In fact, the turnover on a single muni security is still low enough today that electronic order flow in the bids-wanted model challenges broker-dealers, said Mike Wood, global head of Bloomberg's Trade Order Management Solutions. They must aggregate and normalize multiple bid-wanteds that established ATS, single-dealer platforms, retail networks, other brokers and the broker's own internal sales channels and messaging platforms generate.

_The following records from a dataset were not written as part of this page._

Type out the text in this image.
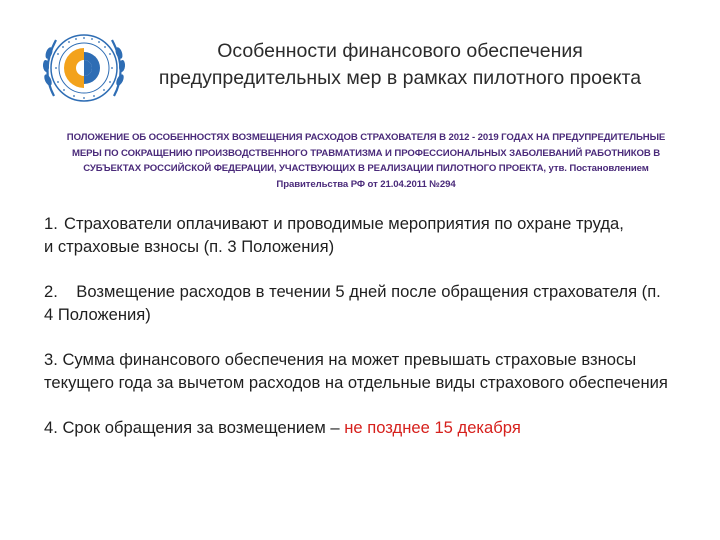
Особенности финансового обеспечения
предупредительных мер в рамках пилотного проекта
ПОЛОЖЕНИЕ ОБ ОСОБЕННОСТЯХ ВОЗМЕЩЕНИЯ РАСХОДОВ СТРАХОВАТЕЛЯ В 2012 - 2019 ГОДАХ НА ПРЕДУПРЕДИТЕЛЬНЫЕ МЕРЫ ПО СОКРАЩЕНИЮ ПРОИЗВОДСТВЕННОГО ТРАВМАТИЗМА И ПРОФЕССИОНАЛЬНЫХ ЗАБОЛЕВАНИЙ РАБОТНИКОВ В СУБЪЕКТАХ РОССИЙСКОЙ ФЕДЕРАЦИИ, УЧАСТВУЮЩИХ В РЕАЛИЗАЦИИ ПИЛОТНОГО ПРОЕКТА, утв. Постановлением Правительства РФ от 21.04.2011 №294
1. Страхователи оплачивают и проводимые мероприятия по охране труда,
и страховые взносы (п. 3 Положения)
2.    Возмещение расходов в течении 5 дней после обращения страхователя (п. 4 Положения)
3. Сумма финансового обеспечения на может превышать страховые взносы текущего года за вычетом расходов на отдельные виды страхового обеспечения
4. Срок обращения за возмещением – не позднее 15 декабря
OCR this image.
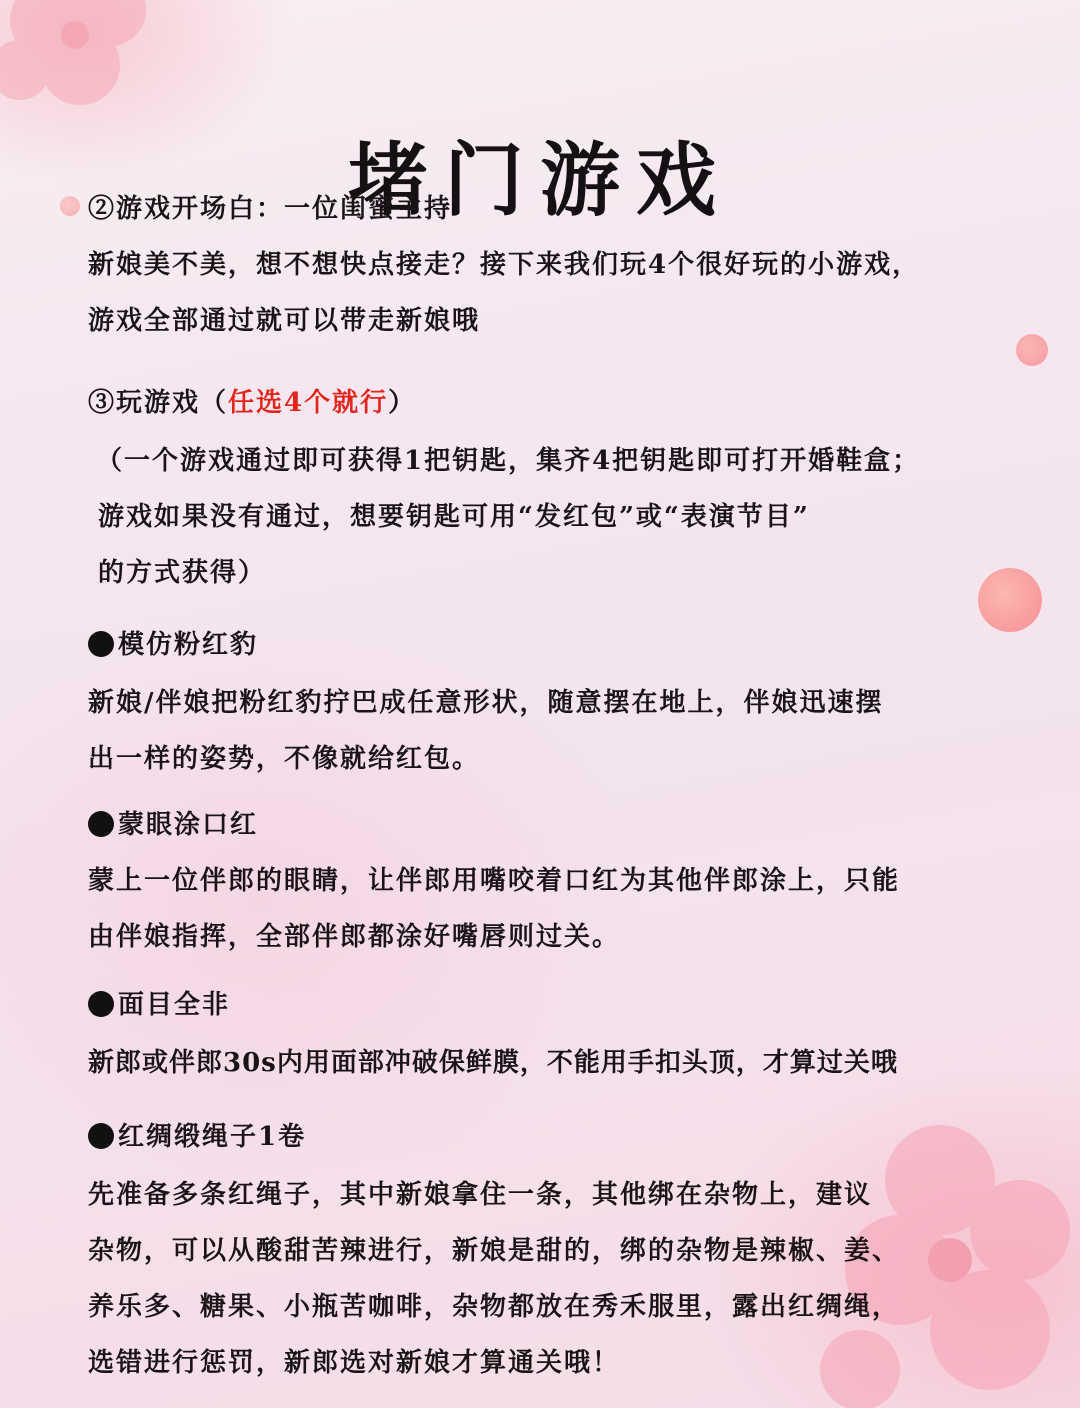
堵门游戏
②游戏开场白：一位闺蜜主持
新娘美不美，想不想快点接走？接下来我们玩4个很好玩的小游戏，
游戏全部通过就可以带走新娘哦
③玩游戏（任选4个就行）
（一个游戏通过即可获得1把钥匙，集齐4把钥匙即可打开婚鞋盒；
游戏如果没有通过，想要钥匙可用“发红包”或“表演节目”
的方式获得）
模仿粉红豹
新娘/伴娘把粉红豹拧巴成任意形状，随意摆在地上，伴娘迅速摆
出一样的姿势，不像就给红包。
蒙眼涂口红
蒙上一位伴郎的眼睛，让伴郎用嘴咬着口红为其他伴郎涂上，只能
由伴娘指挥，全部伴郎都涂好嘴唇则过关。
面目全非
新郎或伴郎30s内用面部冲破保鲜膜，不能用手扣头顶，才算过关哦
红绸缎绳子1卷
先准备多条红绳子，其中新娘拿住一条，其他绑在杂物上，建议
杂物，可以从酸甜苦辣进行，新娘是甜的，绑的杂物是辣椒、姜、
养乐多、糖果、小瓶苦咖啡，杂物都放在秀禾服里，露出红绸绳，
选错进行惩罚，新郎选对新娘才算通关哦！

Brokers who elect to work with a technology provider can face issues with integrating their system, Wood said. What's more, he added, brokers must hurdle potential obstacles that can arise with physically integrating their system with different markets, as well as other system and business processes.

Where is the technology in the muni market headed? The technology to aggregate current bid-wanted order flow, as well price aggregation, has developed recently, Wood said. But the next generation of trading solutions will likely focus on automating the pricing and quoting process.